The Labor Day Holiday brings the start of a new academic year at colleges and universities around the nation. This is a time for academics to begin a term with fresh possibilities in our work as teachers, researchers, and citizens. I experienced the breadth and depth of new beginnings at my school’s faculty retreat as I transitioned from one university to another.
Looking across the physically distanced auditorium, I was no longer the only or one of the only Black professors at the fall academic year faculty retreat. Most of the faculty were Black identified. This is an important fact because the latest data from the U.S Department of Education say that 5% of Black faculty are tenure-track or tenured in colleges and universities across the nation. However, 57% of faculty at HBCUs identify as Black. Put another way, there is a 1 in 2 chance that students at Black colleges will be taught, mentored, and/or advised by a Black faculty member. Dr. Tryan L. McMickens
I have been fortunate to participate in many faculty retreats over the past decade as a mid-career professor and administrator in higher education. None have felt as affirming, loving, encouraging, and supportive as the one I participated in at my new intellectual home - North Carolina Central University's School of Education. None have captured the nuance of these times; the theme "Perplexing Times in Education" centered the realities that Black and other minoritized communities are facing due to COVID-19, ongoing anti-Black racism, and the effects of the January 6th insurrection. None have included a multi-generational, solutions-oriented approach to long standing issues that Black children have faced in schools.

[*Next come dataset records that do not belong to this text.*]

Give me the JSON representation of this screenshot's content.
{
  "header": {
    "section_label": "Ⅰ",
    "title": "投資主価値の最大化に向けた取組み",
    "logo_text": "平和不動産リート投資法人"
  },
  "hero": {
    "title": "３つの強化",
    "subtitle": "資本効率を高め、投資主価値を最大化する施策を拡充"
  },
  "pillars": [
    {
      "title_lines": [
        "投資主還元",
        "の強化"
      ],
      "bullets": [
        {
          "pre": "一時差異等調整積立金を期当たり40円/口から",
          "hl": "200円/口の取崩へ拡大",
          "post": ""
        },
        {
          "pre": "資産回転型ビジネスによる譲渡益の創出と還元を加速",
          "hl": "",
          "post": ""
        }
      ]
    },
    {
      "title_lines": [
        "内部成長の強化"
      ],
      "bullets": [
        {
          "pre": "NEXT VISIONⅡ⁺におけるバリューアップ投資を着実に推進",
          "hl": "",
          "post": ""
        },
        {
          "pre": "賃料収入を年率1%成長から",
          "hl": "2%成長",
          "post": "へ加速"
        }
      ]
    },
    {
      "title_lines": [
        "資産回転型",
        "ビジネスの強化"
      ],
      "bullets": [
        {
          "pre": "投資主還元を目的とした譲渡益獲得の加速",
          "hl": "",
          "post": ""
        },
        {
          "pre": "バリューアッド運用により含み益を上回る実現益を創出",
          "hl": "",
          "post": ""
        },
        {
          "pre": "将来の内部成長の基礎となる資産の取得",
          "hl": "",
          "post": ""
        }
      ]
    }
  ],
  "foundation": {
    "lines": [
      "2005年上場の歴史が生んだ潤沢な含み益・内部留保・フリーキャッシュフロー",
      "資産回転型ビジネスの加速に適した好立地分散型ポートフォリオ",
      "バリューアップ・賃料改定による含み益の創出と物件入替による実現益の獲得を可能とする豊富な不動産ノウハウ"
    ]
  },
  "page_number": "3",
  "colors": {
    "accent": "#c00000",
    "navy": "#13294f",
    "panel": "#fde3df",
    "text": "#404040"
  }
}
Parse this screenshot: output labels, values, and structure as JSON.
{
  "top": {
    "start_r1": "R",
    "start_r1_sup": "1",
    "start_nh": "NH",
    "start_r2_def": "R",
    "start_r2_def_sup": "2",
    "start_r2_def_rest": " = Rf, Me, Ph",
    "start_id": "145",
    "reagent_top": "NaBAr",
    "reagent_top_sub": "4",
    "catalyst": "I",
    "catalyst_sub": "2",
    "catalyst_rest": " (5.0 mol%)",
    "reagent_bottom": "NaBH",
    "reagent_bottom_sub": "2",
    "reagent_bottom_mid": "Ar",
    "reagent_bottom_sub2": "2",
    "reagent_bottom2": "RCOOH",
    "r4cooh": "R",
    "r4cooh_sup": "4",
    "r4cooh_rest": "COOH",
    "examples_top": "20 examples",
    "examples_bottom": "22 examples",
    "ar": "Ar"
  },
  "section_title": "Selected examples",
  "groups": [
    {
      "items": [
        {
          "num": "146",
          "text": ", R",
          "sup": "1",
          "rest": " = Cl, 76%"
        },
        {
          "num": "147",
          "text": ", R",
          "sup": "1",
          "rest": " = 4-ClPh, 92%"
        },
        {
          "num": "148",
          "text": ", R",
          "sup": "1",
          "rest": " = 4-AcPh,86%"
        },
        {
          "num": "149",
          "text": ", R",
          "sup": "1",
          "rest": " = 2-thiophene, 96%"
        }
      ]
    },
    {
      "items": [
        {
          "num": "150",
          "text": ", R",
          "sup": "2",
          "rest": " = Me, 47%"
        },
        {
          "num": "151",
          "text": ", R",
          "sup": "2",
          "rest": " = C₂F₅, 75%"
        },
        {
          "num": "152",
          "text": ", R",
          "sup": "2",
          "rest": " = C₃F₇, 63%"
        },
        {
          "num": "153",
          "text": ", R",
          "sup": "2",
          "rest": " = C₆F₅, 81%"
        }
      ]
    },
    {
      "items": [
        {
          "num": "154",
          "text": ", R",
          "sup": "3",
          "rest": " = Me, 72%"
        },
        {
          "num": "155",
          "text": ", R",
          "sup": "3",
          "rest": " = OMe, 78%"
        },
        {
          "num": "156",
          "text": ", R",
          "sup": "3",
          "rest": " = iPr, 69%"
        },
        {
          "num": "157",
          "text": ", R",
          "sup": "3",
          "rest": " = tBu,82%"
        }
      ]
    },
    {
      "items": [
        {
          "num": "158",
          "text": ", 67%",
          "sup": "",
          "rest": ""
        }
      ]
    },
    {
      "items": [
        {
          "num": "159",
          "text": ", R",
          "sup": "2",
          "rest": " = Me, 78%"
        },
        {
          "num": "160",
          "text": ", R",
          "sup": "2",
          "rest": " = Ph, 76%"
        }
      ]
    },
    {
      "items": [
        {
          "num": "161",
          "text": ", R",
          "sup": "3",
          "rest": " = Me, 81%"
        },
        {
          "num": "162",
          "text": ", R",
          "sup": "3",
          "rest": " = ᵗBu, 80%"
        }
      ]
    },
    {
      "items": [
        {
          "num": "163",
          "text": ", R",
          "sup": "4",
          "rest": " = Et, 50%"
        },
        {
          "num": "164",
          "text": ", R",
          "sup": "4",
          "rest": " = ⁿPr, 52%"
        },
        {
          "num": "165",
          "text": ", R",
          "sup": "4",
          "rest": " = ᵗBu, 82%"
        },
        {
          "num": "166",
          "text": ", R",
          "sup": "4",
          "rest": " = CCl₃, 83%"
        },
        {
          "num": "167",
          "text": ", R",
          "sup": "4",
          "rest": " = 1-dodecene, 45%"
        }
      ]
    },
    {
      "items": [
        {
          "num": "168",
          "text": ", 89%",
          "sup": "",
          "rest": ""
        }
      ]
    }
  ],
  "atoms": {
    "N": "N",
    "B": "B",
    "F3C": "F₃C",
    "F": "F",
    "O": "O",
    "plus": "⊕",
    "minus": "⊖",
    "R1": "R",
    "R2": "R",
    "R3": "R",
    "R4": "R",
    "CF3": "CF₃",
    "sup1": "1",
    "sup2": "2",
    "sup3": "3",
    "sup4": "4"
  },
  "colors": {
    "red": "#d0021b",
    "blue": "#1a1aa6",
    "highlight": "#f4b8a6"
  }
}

I had a strong sense of belonging at the half-day retreat and the other occasions that I've interacted with students, faculty, and staff. Knowing that this intellectual community was built just for me to thrive, to be challenged, to be supported, and to help educate a new generation of higher education leaders was evident throughout the faculty retreat. An ethic of care was thematic across the speakers, the gestures, and the ways the event was designed.
Gestures involved retrieving name tags, which had faculty member's honorifics displayed (i.e., Dr. Alice Bob; faculty rank; retreat theme); listening to greetings from administrators who centered the active institutional mission of “truth and service;” recognizing the accomplishments of students and faculty; welcoming new faculty; and honoring emeritus faculty for their storied careers. An affirming experience occurred when two musical selections were led by a soloist who brought nearly all participants to their feet after singing Harold Melvin and the Blue Notes’s “Wake up Everybody” and Sam Cooke’s “A Change is Gonna Come.” A lunch with a dessert nourished the soul as the final gesture to end the retreat. These symbolisms and gestures were followed by content that focused on the issues that we as educators face today.